Bastia: Korsikas spannende Hafenstadt

Wer am Hafen von Bastia mit der Fähre andockt, bleibt meist nicht lang. Doch hinter ihren blätternden Fassaden hat die charmante Stadt auf der Insel Korsika weitaus mehr zu bieten.

Datum 12.04.2023

Ob Architektur gelungen ist, entscheiden am Ende die Bürger:innen einer Stadt. Im Falle von Bastia auf der französischen Insel Korsika fällt die Abstimmung mit den Füßen eindeutig aus: „Jeder liebt die neue Promenade“, sagt der Stadtführer Jean-Pierre Defendini.

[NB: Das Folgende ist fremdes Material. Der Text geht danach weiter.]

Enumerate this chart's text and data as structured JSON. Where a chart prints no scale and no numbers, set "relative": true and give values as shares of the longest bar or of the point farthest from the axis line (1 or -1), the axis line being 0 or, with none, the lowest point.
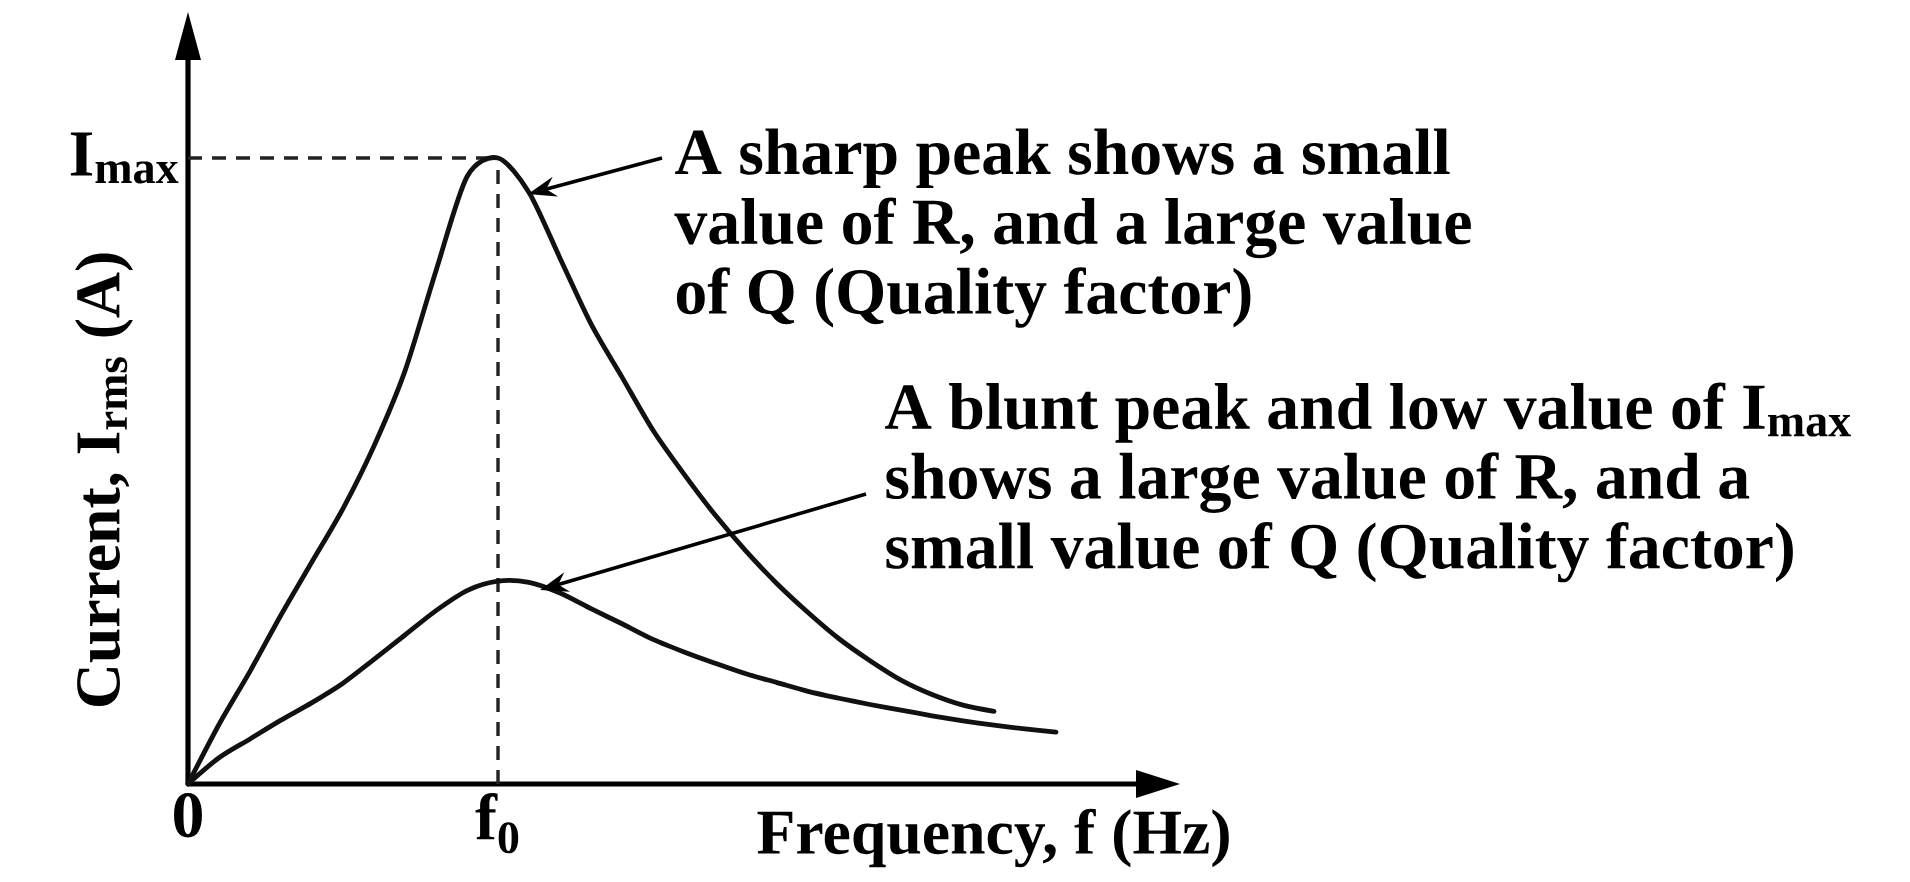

Warum, verrät schon ihr korsischer Name: „Aldilonda“ heißt der neue Gehweg, „über dem Meer“. Einen knappen halben Kilometer weit schlängelt er sich entlang der Festungsmauer, seine Betonplatten ruhen auf Stahlträgern, die in die Uferfelsen gebohrt wurden. Zeitgemäß im rostigen Look belassene Stahlstäbe säumen die Promenade und geben den Blick frei aufs glitzernde Türkis darunter. Eine Erkundungstour durch Korsikas unterschätzte Hafenstadt Bastia

Auch interessant: 

Hafenstadt Bastia: Geheimtipp auf Korsika

Eine Fähre dockt am Hafen von Bastia auf Korsika an. © IMAGO / Westend61
Hier landen die Reisenden an: Der Fähranleger am Hafen von Bastia

Selbst an einem gewöhnlichen Dienstag ist einiges los. Jogger:innen jeden Alters traben vorbei, Mütter schieben ihre Kinderwagen, Rennradler:innen und Jugendliche auf Elektro-Tretrollern überholen. Manche wollen zum kleinen Sandstrand Ficaghjola, wo sich schon am Vormittag die Familien drängen. Andere fahren weiter bis in die südlichen Stadtviertel, wo sich das Stadion des stolzen SC Bastia erhebt und die Stadt in einer endlosen Reihe von Einkaufscentern und Outlets, Fabriken und Lagerhallen ausläuft.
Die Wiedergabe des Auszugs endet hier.